On May 13, 2016, the Office of Congressional Ethics transmitted a referral to the Committee on Ethics of the United States House of Representatives regarding Rep. Roger Williams.
Nature of the Review
Representative Roger Williams owns an auto dealership in Weatherford, Texas. On November 4, 2015, Rep. Williams offered, and the House of Representatives accepted by voice vote, an amendment to surface transportation reauthorization legislation to limit a provision of the bill that prohibited the renting or loaning of vehicles subject to safety recalls to companies that are “primarily” engaged in the car rental business. His amendment exempted companies not primarily engaged in the car rental business, such as auto dealers, from the prohibition on renting or loaning vehicles subject to safety recalls. If Representative Williams improperly took official action on a matter in which he had a personal financial interest, then he may have violated House rules and standards of conduct regarding conflicts of interest.
The Board recommended that the Committee on Ethics further review the allegation that Representative Williams improperly took official action on a matter in which he had a personal financial interest, as there is substantial reason to believe that Representative Williams’ personal financial interest in his auto dealership may be perceived as having influenced his performance of official duties – namely, his decision to offer of an amendment to the surface transportation legislation.
On August 11, 2016, the Committee on Ethics released a statement indicating it would continue to gather information necessary to complete its review. The Committee published the OCE report and findings and announced the allegations would be further reviewed pursuant to Committee Rule 18(a).

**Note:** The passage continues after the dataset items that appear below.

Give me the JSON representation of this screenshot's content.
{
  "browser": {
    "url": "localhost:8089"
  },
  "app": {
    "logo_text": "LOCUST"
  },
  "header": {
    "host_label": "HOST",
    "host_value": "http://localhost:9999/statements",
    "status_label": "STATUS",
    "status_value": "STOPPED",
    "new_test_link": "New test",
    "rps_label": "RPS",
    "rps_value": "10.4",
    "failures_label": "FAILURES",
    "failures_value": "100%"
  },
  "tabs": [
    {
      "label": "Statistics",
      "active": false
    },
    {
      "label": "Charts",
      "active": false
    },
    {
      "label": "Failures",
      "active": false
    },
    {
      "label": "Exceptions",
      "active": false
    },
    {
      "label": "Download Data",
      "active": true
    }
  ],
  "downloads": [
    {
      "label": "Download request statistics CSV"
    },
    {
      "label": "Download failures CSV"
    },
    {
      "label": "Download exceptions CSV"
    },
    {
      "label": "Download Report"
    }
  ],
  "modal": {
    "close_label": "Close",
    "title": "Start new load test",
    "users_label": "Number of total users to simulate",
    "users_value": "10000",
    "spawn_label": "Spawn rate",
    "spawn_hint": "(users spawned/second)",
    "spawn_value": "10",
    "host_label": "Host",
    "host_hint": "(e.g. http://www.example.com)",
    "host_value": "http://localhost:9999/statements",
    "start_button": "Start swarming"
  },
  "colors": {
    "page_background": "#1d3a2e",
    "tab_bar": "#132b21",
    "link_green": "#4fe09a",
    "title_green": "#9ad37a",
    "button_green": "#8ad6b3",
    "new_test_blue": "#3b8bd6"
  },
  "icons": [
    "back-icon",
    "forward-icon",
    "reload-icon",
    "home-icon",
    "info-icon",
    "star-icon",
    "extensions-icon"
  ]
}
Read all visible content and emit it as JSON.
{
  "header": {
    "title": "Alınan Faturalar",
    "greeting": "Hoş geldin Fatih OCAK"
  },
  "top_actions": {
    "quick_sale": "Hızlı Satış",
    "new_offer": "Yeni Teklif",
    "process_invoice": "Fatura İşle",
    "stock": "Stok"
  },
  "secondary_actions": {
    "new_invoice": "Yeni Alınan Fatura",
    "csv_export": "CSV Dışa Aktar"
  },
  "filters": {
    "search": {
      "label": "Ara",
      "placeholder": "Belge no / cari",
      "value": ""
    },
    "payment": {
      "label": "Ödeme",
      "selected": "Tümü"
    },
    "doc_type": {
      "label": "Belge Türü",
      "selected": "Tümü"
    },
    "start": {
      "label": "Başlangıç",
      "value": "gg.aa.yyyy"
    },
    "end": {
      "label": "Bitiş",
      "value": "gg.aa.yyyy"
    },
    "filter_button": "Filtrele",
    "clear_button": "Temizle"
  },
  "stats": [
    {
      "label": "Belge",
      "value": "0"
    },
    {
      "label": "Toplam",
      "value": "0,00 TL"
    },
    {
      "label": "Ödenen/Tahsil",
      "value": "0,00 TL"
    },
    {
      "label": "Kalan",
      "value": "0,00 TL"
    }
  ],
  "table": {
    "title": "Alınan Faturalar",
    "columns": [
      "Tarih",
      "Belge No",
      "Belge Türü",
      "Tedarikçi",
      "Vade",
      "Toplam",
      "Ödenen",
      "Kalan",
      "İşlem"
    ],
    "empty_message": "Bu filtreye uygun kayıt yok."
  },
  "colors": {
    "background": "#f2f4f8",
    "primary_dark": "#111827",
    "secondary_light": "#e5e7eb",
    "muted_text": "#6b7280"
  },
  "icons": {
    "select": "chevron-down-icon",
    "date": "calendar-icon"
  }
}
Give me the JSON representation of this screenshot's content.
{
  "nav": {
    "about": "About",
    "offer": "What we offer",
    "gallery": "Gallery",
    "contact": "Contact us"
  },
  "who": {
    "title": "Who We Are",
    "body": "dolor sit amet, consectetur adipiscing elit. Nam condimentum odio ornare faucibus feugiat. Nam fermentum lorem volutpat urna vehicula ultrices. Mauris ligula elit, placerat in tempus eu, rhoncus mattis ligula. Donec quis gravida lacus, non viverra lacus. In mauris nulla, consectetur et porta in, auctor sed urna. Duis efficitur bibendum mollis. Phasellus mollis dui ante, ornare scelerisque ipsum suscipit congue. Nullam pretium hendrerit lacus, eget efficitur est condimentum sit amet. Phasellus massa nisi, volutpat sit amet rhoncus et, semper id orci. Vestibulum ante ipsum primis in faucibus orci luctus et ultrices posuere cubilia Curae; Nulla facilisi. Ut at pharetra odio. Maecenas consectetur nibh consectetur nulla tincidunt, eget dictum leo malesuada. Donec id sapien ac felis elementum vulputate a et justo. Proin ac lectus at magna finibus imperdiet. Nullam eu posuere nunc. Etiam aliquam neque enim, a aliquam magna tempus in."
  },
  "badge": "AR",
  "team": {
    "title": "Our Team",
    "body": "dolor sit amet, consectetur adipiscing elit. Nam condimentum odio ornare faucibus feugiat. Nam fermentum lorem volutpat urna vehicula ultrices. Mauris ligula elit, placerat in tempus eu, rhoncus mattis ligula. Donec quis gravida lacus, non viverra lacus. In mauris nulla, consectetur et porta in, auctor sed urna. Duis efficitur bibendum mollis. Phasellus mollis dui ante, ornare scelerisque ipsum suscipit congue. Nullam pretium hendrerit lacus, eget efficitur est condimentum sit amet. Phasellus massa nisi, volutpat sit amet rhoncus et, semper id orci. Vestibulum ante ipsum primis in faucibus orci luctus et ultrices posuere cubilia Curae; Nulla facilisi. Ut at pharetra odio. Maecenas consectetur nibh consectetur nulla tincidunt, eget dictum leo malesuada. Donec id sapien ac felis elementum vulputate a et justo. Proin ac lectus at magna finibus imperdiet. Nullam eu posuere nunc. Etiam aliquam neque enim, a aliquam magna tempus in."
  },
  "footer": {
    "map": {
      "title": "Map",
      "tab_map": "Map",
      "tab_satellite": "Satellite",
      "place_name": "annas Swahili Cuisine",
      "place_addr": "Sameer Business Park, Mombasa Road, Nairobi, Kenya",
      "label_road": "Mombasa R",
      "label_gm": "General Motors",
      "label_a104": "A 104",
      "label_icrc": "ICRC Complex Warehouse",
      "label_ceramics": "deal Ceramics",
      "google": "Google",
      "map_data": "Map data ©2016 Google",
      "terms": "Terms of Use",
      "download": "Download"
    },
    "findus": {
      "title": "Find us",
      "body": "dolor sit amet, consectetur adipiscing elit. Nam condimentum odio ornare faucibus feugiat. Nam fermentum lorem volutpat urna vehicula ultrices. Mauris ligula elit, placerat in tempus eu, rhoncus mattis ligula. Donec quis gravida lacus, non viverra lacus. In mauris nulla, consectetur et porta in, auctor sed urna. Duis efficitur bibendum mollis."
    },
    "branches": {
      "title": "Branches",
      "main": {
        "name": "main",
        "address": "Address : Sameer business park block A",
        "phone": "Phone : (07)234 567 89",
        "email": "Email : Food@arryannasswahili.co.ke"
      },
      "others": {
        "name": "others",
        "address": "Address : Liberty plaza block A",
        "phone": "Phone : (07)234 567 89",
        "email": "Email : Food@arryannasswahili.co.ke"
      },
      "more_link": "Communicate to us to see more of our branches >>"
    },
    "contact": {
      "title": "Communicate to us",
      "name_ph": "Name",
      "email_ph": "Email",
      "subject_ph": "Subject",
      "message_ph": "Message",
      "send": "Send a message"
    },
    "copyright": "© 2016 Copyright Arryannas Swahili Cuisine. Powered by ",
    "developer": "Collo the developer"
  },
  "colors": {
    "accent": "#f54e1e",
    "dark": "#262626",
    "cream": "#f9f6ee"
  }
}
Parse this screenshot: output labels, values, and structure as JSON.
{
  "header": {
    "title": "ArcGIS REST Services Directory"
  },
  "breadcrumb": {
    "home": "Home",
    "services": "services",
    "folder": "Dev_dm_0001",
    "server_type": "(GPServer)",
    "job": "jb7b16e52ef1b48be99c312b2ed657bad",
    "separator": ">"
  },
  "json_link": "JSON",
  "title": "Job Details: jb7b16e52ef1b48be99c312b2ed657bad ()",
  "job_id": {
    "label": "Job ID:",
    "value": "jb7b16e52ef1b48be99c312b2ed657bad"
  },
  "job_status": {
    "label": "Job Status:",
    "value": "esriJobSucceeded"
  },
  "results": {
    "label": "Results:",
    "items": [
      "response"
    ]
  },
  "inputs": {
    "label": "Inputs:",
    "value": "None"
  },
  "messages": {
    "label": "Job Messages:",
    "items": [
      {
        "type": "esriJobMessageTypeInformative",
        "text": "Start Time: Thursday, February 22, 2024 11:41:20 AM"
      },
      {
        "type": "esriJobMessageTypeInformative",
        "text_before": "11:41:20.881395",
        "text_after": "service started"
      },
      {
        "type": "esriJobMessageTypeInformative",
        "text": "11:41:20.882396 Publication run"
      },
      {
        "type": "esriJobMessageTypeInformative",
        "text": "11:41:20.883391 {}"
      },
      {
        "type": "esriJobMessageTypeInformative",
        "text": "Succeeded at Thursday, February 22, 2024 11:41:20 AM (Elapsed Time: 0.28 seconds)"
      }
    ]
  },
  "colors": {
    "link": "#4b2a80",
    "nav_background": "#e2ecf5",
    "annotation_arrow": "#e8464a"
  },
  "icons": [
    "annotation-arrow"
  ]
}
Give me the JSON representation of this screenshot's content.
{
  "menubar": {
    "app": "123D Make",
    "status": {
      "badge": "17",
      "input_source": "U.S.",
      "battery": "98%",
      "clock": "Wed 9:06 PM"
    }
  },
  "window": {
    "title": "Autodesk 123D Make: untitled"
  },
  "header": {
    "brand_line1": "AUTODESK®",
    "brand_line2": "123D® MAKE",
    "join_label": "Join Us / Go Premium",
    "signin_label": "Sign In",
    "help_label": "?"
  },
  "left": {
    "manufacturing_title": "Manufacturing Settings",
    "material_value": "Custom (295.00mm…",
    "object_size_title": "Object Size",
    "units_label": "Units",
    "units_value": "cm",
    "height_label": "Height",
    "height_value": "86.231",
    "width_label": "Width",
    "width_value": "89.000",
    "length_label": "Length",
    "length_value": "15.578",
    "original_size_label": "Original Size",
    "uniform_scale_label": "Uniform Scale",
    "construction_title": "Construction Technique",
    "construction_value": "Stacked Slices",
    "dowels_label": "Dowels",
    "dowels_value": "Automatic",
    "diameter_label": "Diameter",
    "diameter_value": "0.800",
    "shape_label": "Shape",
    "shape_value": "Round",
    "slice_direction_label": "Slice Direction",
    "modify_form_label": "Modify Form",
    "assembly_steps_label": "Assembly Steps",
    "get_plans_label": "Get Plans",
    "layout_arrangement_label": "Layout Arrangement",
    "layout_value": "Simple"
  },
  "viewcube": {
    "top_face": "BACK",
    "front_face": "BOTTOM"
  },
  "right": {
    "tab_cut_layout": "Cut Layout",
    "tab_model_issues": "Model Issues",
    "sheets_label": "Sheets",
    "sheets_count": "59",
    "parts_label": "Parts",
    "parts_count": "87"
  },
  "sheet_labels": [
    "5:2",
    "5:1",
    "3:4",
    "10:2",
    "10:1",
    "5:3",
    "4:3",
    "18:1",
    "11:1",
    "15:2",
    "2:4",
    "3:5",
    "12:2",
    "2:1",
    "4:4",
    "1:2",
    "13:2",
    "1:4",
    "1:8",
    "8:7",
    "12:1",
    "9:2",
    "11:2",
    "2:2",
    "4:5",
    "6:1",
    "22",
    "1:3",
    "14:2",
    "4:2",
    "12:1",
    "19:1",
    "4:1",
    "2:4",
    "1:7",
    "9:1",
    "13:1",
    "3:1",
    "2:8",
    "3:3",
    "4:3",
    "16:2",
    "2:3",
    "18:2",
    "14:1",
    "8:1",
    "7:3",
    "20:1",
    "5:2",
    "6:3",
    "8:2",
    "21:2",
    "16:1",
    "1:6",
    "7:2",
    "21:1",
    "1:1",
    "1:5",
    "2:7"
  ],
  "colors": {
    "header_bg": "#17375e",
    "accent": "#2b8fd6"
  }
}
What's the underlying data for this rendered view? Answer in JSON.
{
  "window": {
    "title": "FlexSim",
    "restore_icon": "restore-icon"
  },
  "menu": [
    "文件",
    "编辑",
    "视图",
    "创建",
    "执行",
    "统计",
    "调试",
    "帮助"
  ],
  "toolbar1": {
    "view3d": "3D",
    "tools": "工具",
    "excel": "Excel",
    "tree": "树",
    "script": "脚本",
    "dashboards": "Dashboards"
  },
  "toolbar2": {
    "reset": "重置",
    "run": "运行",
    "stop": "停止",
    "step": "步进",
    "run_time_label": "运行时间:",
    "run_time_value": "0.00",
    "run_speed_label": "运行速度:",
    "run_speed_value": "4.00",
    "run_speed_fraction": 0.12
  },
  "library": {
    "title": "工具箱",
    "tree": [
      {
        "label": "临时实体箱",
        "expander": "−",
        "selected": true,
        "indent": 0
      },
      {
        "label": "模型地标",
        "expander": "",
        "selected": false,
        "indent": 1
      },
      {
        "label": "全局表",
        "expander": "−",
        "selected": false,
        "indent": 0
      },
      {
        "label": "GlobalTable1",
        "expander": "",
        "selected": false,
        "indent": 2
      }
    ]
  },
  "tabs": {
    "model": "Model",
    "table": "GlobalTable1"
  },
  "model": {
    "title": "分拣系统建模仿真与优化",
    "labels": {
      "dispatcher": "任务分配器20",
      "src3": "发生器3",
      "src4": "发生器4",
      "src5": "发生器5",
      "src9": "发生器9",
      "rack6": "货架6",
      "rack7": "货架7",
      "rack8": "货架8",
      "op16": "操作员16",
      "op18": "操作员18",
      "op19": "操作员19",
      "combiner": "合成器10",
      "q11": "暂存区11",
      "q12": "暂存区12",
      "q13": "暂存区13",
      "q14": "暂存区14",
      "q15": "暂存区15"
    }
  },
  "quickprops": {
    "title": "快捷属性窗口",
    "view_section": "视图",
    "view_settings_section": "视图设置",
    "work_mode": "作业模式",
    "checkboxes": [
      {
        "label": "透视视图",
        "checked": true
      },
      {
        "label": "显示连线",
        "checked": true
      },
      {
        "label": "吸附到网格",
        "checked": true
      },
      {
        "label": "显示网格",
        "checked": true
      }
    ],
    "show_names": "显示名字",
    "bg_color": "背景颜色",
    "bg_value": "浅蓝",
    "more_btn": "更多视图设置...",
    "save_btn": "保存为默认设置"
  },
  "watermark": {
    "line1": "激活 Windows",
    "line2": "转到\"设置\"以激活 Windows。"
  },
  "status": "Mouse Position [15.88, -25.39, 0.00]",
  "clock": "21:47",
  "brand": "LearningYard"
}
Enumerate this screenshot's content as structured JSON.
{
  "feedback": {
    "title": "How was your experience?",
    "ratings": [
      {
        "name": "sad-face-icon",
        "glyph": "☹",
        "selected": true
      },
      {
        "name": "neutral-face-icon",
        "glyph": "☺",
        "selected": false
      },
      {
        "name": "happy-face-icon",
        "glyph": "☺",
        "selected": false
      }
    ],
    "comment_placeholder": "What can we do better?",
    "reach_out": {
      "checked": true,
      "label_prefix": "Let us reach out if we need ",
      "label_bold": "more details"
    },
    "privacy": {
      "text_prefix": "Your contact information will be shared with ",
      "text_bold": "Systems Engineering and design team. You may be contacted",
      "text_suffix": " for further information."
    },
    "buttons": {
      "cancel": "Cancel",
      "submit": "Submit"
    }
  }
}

On August 1, 2017 the Committee on Ethics released a report concluding that the Williams Amendment could have affected Representative Williams’ personal financial interests, however the totality of the circumstances surrounding Representative Williams’ actions did not create a reasonable inference of improper conduct. The Committee cautioned Members that this is an area where mistakes can be made and stated that Representative Williams should have contacted the Committee for guidance to avoid any inference of improper action. The Committee also encouraged Members considering sponsoring legislation or an amendment to contact the Committee if the legislation may personally impact them, and to exercise caution to avoid any conflict of interest.